As you recall the dozens of potential feelings that your friend could be experiencing, you wonder, “How is she handling this?”
You ask. And get a “fine.”
But is this the kind of communication and fellowship God created us for? A fine?
Now, you can’t make people want to share, and especially in the midst of an emergency, all the feelings, emotions, fears, etc., may be suppressed, overwhelming, or potentially unfamiliar and hard to explain. But I do believe that God’s Word encourages us all to deeper fellowship, on a regular basis, which leads us to a place of authenticity that welcomes both words of affirmation, such as “I know you are strong in the Lord, lean on Him and You can do anything in His name”, words of encouragement like, “This is normal to feel this way, but it’s not okay to stay focused on ourselves, let’s look to Jesus together in prayer,” AND words of exhortation such as, “Be careful not to fall into this trap of the enemy.”
“Iron sharpeneth iron; so a man sharpeneth the countenance of his friend.” Prov. 27:17
We are encouraged and exhorted by scripture to challenge one another, to warn one another, and to support one another Biblically.

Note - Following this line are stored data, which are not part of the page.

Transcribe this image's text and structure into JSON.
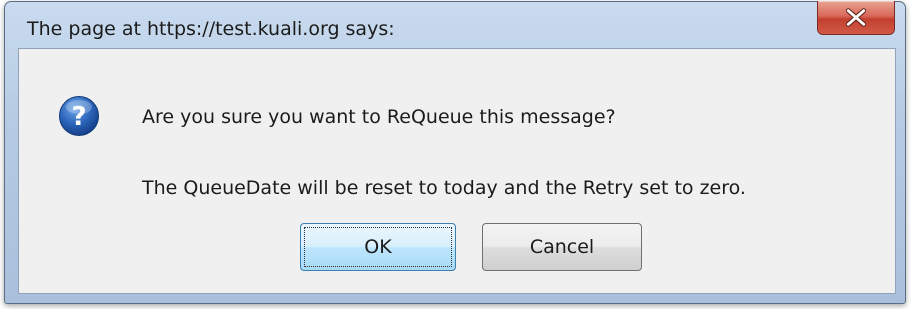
{
  "window": {
    "title": "The page at https://test.kuali.org says:"
  },
  "dialog": {
    "icon": "question-icon",
    "message_line_1": "Are you sure you want to ReQueue this message?",
    "message_line_2": "The QueueDate will be reset to today and the Retry set to zero."
  },
  "buttons": {
    "ok_label": "OK",
    "cancel_label": "Cancel"
  },
  "colors": {
    "close_button": "#c2402f",
    "question_icon": "#2a63b8",
    "client_background": "#f0f0f0",
    "ok_button": "#bee6fd"
  }
}
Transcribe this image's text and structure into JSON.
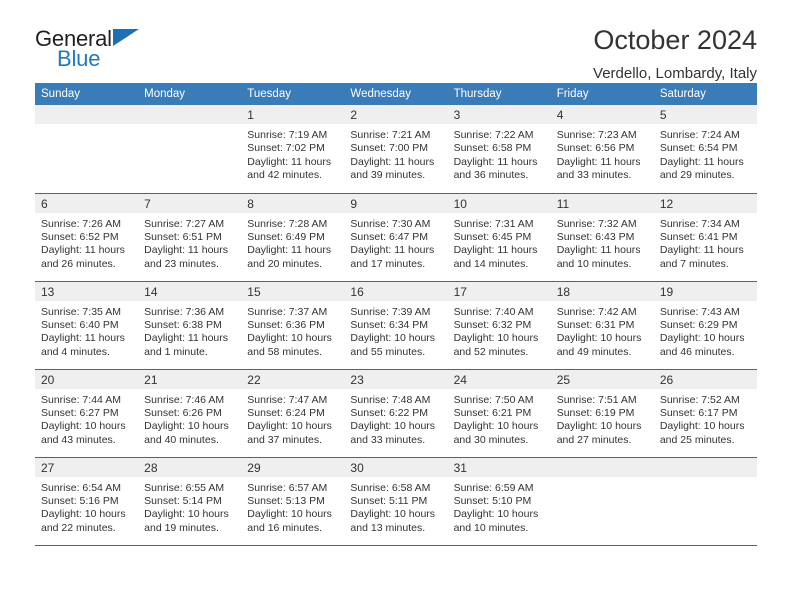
{
  "brand": {
    "name_top": "General",
    "name_bottom": "Blue",
    "triangle_color": "#1f6fb4",
    "blue_text_color": "#1f7ac0"
  },
  "header": {
    "title": "October 2024",
    "subtitle": "Verdello, Lombardy, Italy"
  },
  "theme": {
    "header_blue": "#3a7cb8",
    "rule_blue": "#2e6ca4",
    "daynum_bg": "#efefef"
  },
  "weekdays": [
    "Sunday",
    "Monday",
    "Tuesday",
    "Wednesday",
    "Thursday",
    "Friday",
    "Saturday"
  ],
  "weeks": [
    [
      {
        "day": ""
      },
      {
        "day": ""
      },
      {
        "day": "1",
        "sunrise": "Sunrise: 7:19 AM",
        "sunset": "Sunset: 7:02 PM",
        "daylight_1": "Daylight: 11 hours",
        "daylight_2": "and 42 minutes."
      },
      {
        "day": "2",
        "sunrise": "Sunrise: 7:21 AM",
        "sunset": "Sunset: 7:00 PM",
        "daylight_1": "Daylight: 11 hours",
        "daylight_2": "and 39 minutes."
      },
      {
        "day": "3",
        "sunrise": "Sunrise: 7:22 AM",
        "sunset": "Sunset: 6:58 PM",
        "daylight_1": "Daylight: 11 hours",
        "daylight_2": "and 36 minutes."
      },
      {
        "day": "4",
        "sunrise": "Sunrise: 7:23 AM",
        "sunset": "Sunset: 6:56 PM",
        "daylight_1": "Daylight: 11 hours",
        "daylight_2": "and 33 minutes."
      },
      {
        "day": "5",
        "sunrise": "Sunrise: 7:24 AM",
        "sunset": "Sunset: 6:54 PM",
        "daylight_1": "Daylight: 11 hours",
        "daylight_2": "and 29 minutes."
      }
    ],
    [
      {
        "day": "6",
        "sunrise": "Sunrise: 7:26 AM",
        "sunset": "Sunset: 6:52 PM",
        "daylight_1": "Daylight: 11 hours",
        "daylight_2": "and 26 minutes."
      },
      {
        "day": "7",
        "sunrise": "Sunrise: 7:27 AM",
        "sunset": "Sunset: 6:51 PM",
        "daylight_1": "Daylight: 11 hours",
        "daylight_2": "and 23 minutes."
      },
      {
        "day": "8",
        "sunrise": "Sunrise: 7:28 AM",
        "sunset": "Sunset: 6:49 PM",
        "daylight_1": "Daylight: 11 hours",
        "daylight_2": "and 20 minutes."
      },
      {
        "day": "9",
        "sunrise": "Sunrise: 7:30 AM",
        "sunset": "Sunset: 6:47 PM",
        "daylight_1": "Daylight: 11 hours",
        "daylight_2": "and 17 minutes."
      },
      {
        "day": "10",
        "sunrise": "Sunrise: 7:31 AM",
        "sunset": "Sunset: 6:45 PM",
        "daylight_1": "Daylight: 11 hours",
        "daylight_2": "and 14 minutes."
      },
      {
        "day": "11",
        "sunrise": "Sunrise: 7:32 AM",
        "sunset": "Sunset: 6:43 PM",
        "daylight_1": "Daylight: 11 hours",
        "daylight_2": "and 10 minutes."
      },
      {
        "day": "12",
        "sunrise": "Sunrise: 7:34 AM",
        "sunset": "Sunset: 6:41 PM",
        "daylight_1": "Daylight: 11 hours",
        "daylight_2": "and 7 minutes."
      }
    ],
    [
      {
        "day": "13",
        "sunrise": "Sunrise: 7:35 AM",
        "sunset": "Sunset: 6:40 PM",
        "daylight_1": "Daylight: 11 hours",
        "daylight_2": "and 4 minutes."
      },
      {
        "day": "14",
        "sunrise": "Sunrise: 7:36 AM",
        "sunset": "Sunset: 6:38 PM",
        "daylight_1": "Daylight: 11 hours",
        "daylight_2": "and 1 minute."
      },
      {
        "day": "15",
        "sunrise": "Sunrise: 7:37 AM",
        "sunset": "Sunset: 6:36 PM",
        "daylight_1": "Daylight: 10 hours",
        "daylight_2": "and 58 minutes."
      },
      {
        "day": "16",
        "sunrise": "Sunrise: 7:39 AM",
        "sunset": "Sunset: 6:34 PM",
        "daylight_1": "Daylight: 10 hours",
        "daylight_2": "and 55 minutes."
      },
      {
        "day": "17",
        "sunrise": "Sunrise: 7:40 AM",
        "sunset": "Sunset: 6:32 PM",
        "daylight_1": "Daylight: 10 hours",
        "daylight_2": "and 52 minutes."
      },
      {
        "day": "18",
        "sunrise": "Sunrise: 7:42 AM",
        "sunset": "Sunset: 6:31 PM",
        "daylight_1": "Daylight: 10 hours",
        "daylight_2": "and 49 minutes."
      },
      {
        "day": "19",
        "sunrise": "Sunrise: 7:43 AM",
        "sunset": "Sunset: 6:29 PM",
        "daylight_1": "Daylight: 10 hours",
        "daylight_2": "and 46 minutes."
      }
    ],
    [
      {
        "day": "20",
        "sunrise": "Sunrise: 7:44 AM",
        "sunset": "Sunset: 6:27 PM",
        "daylight_1": "Daylight: 10 hours",
        "daylight_2": "and 43 minutes."
      },
      {
        "day": "21",
        "sunrise": "Sunrise: 7:46 AM",
        "sunset": "Sunset: 6:26 PM",
        "daylight_1": "Daylight: 10 hours",
        "daylight_2": "and 40 minutes."
      },
      {
        "day": "22",
        "sunrise": "Sunrise: 7:47 AM",
        "sunset": "Sunset: 6:24 PM",
        "daylight_1": "Daylight: 10 hours",
        "daylight_2": "and 37 minutes."
      },
      {
        "day": "23",
        "sunrise": "Sunrise: 7:48 AM",
        "sunset": "Sunset: 6:22 PM",
        "daylight_1": "Daylight: 10 hours",
        "daylight_2": "and 33 minutes."
      },
      {
        "day": "24",
        "sunrise": "Sunrise: 7:50 AM",
        "sunset": "Sunset: 6:21 PM",
        "daylight_1": "Daylight: 10 hours",
        "daylight_2": "and 30 minutes."
      },
      {
        "day": "25",
        "sunrise": "Sunrise: 7:51 AM",
        "sunset": "Sunset: 6:19 PM",
        "daylight_1": "Daylight: 10 hours",
        "daylight_2": "and 27 minutes."
      },
      {
        "day": "26",
        "sunrise": "Sunrise: 7:52 AM",
        "sunset": "Sunset: 6:17 PM",
        "daylight_1": "Daylight: 10 hours",
        "daylight_2": "and 25 minutes."
      }
    ],
    [
      {
        "day": "27",
        "sunrise": "Sunrise: 6:54 AM",
        "sunset": "Sunset: 5:16 PM",
        "daylight_1": "Daylight: 10 hours",
        "daylight_2": "and 22 minutes."
      },
      {
        "day": "28",
        "sunrise": "Sunrise: 6:55 AM",
        "sunset": "Sunset: 5:14 PM",
        "daylight_1": "Daylight: 10 hours",
        "daylight_2": "and 19 minutes."
      },
      {
        "day": "29",
        "sunrise": "Sunrise: 6:57 AM",
        "sunset": "Sunset: 5:13 PM",
        "daylight_1": "Daylight: 10 hours",
        "daylight_2": "and 16 minutes."
      },
      {
        "day": "30",
        "sunrise": "Sunrise: 6:58 AM",
        "sunset": "Sunset: 5:11 PM",
        "daylight_1": "Daylight: 10 hours",
        "daylight_2": "and 13 minutes."
      },
      {
        "day": "31",
        "sunrise": "Sunrise: 6:59 AM",
        "sunset": "Sunset: 5:10 PM",
        "daylight_1": "Daylight: 10 hours",
        "daylight_2": "and 10 minutes."
      },
      {
        "day": ""
      },
      {
        "day": ""
      }
    ]
  ]
}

Sometimes what is needed in moments like these is a soft and gentle word of encouragement to fight the good fight.
So what is the good fight this friend, who is in crisis, engaging?
The choice to trust God, to glorify in Him even now in the midst of this awful emergency, accident, or tragedy or to indulge the enemy in his trickery, namely, The Blame Game.
We need to have the kind of eternal focus in our friendships that we can exhort and support one another. Some of us, who have gone before our sisters in the journey of parenting have experienced the temptation to fall into the enemy’s trap.
Is it loving to warn a sister of this trap? Or is it unloving?
Sometimes, as parent we blame ourselves, or we look to blame others.
The accident or scenario repeats itself in our mind over and over a million different ways as we hope we would have done something differently. “If only I would have put her to bed, if only I would have taken the time to put that gate up,” et Cetera. It’s as if we actually think that rethinking it will somehow change the outcome, but it doesn’t.
Of course, the more loving thing would be to warn your sister, and support her in being equipped to be alert and aware of the temptations that the enemy will undoubtedly place before her in her mind.
But do we always speak the truth in one another’s lives?
For real? Or is there something that holds us back from true authenticity and love like this?
Sadly, there is. It’s called the quiet fight between women.